Por otro lado, el sistema Chingaza, compuesto por los embalses de Chuza y San Rafael, junto con la planta Francisco Wiernes en La Calera, se encuentra en "niveles normales" con cerca del 40% de su capacidad. Esto representa más de 10 millones de m³ por encima de la curva guía de operación mínima.
Consumo controlado y reducción de pérdidas
Un factor crucial en el panorama actual es que el consumo de agua se ha mantenido estable. Según datos de la EAAB, el promedio se sitúa alrededor de los 17,3 m³ por segundo, nivel similar al reportado en 2023, antes del racionamiento. Esto ocurre a pesar de que el servicio actualmente atiende aproximadamente 130.000 usuarios nuevos.

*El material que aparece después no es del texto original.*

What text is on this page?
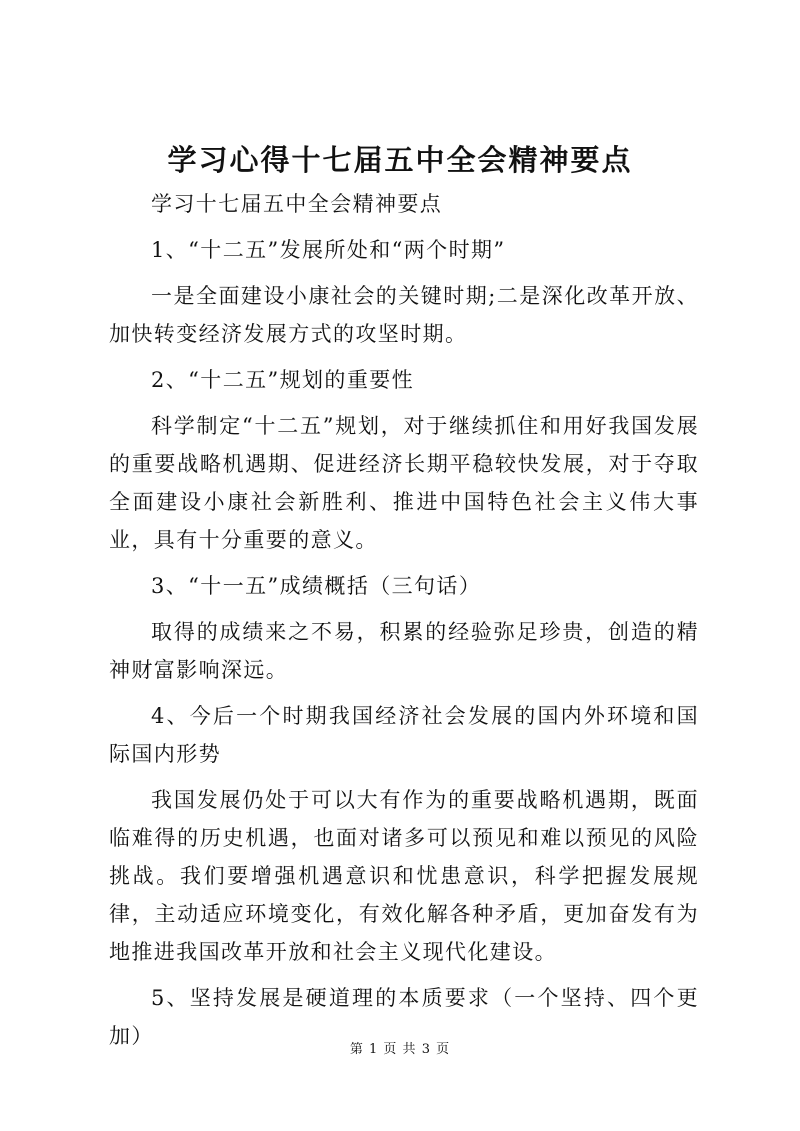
学习心得十七届五中全会精神要点

学习十七届五中全会精神要点

1、“十二五”发展所处和“两个时期”

一是全面建设小康社会的关键时期;二是深化改革开放、加快转变经济发展方式的攻坚时期。

2、“十二五”规划的重要性

科学制定“十二五”规划，对于继续抓住和用好我国发展的重要战略机遇期、促进经济长期平稳较快发展，对于夺取全面建设小康社会新胜利、推进中国特色社会主义伟大事业，具有十分重要的意义。

3、“十一五”成绩概括（三句话）

取得的成绩来之不易，积累的经验弥足珍贵，创造的精神财富影响深远。

4、今后一个时期我国经济社会发展的国内外环境和国际国内形势

我国发展仍处于可以大有作为的重要战略机遇期，既面临难得的历史机遇，也面对诸多可以预见和难以预见的风险挑战。我们要增强机遇意识和忧患意识，科学把握发展规律，主动适应环境变化，有效化解各种矛盾，更加奋发有为地推进我国改革开放和社会主义现代化建设。

5、坚持发展是硬道理的本质要求（一个坚持、四个更加）

第 1 页 共 3 页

La estrategia de recuperación de pérdidas también ha dado resultados positivos. Durante 2025 se recuperaron más de 6 millones de m³ de agua que había sido subfacturada, robada o desviada, superando los 4 millones de m³ de 2024 y los 2 millones de m³ de 2023.
Proyectos en desarrollo y perspectivas futuras
La EAAB continúa avanzando con varios proyectos estratégicos:
- Optimización de la planta San Rafael, que actualmente tiene un avance del 50% y se espera complete entre finales de 2026 y principios de 2027
- Captación de quebradas en la zona de río Blanco, que aumentaría la oferta hídrica en 1-2 m³ por segundo
- Implementación de los siete pilares de la estrategia de seguridad hídrica, con apoyo internacional del Banco Mundial, BID, CAF, Unión Europea y gobiernos de Corea, Japón y Dinamarca
"Tenemos la tranquilidad de que con el crecimiento poblacional que estamos viendo año a año, podemos tener agua para los próximos 25 o 30 años", afirmó Avendaño, aunque aclaró que "no es para quedarnos tranquilos y quietos".
Desafíos pendientes y atención ciudadana
Entre los retos que persisten se encuentran el estudio de aguas subterráneas, que requiere aproximadamente 1,4 millones de dólares y dos años de investigación, y la implementación de sistemas de reúso de agua gris en nuevos proyectos de vivienda.
La gerente de la EAAB también se refirió a reportes ocasionales de agua amarillenta en algunas zonas, explicando que esto se debe al aumento del agua proveniente de Tibitoc que genera arrastre de partículas en las tuberías. La empresa mantiene cuadrillas operativas para atender estos casos mediante drenaje de hidrantes.
Aunque las condiciones han mejorado significativamente desde el racionamiento de 2024, las autoridades mantienen vigilancia constante sobre los pronósticos climáticos y continúan invirtiendo en infraestructura para garantizar el abastecimiento hídrico de la capital colombiana ante posibles fenómenos climáticos extremos.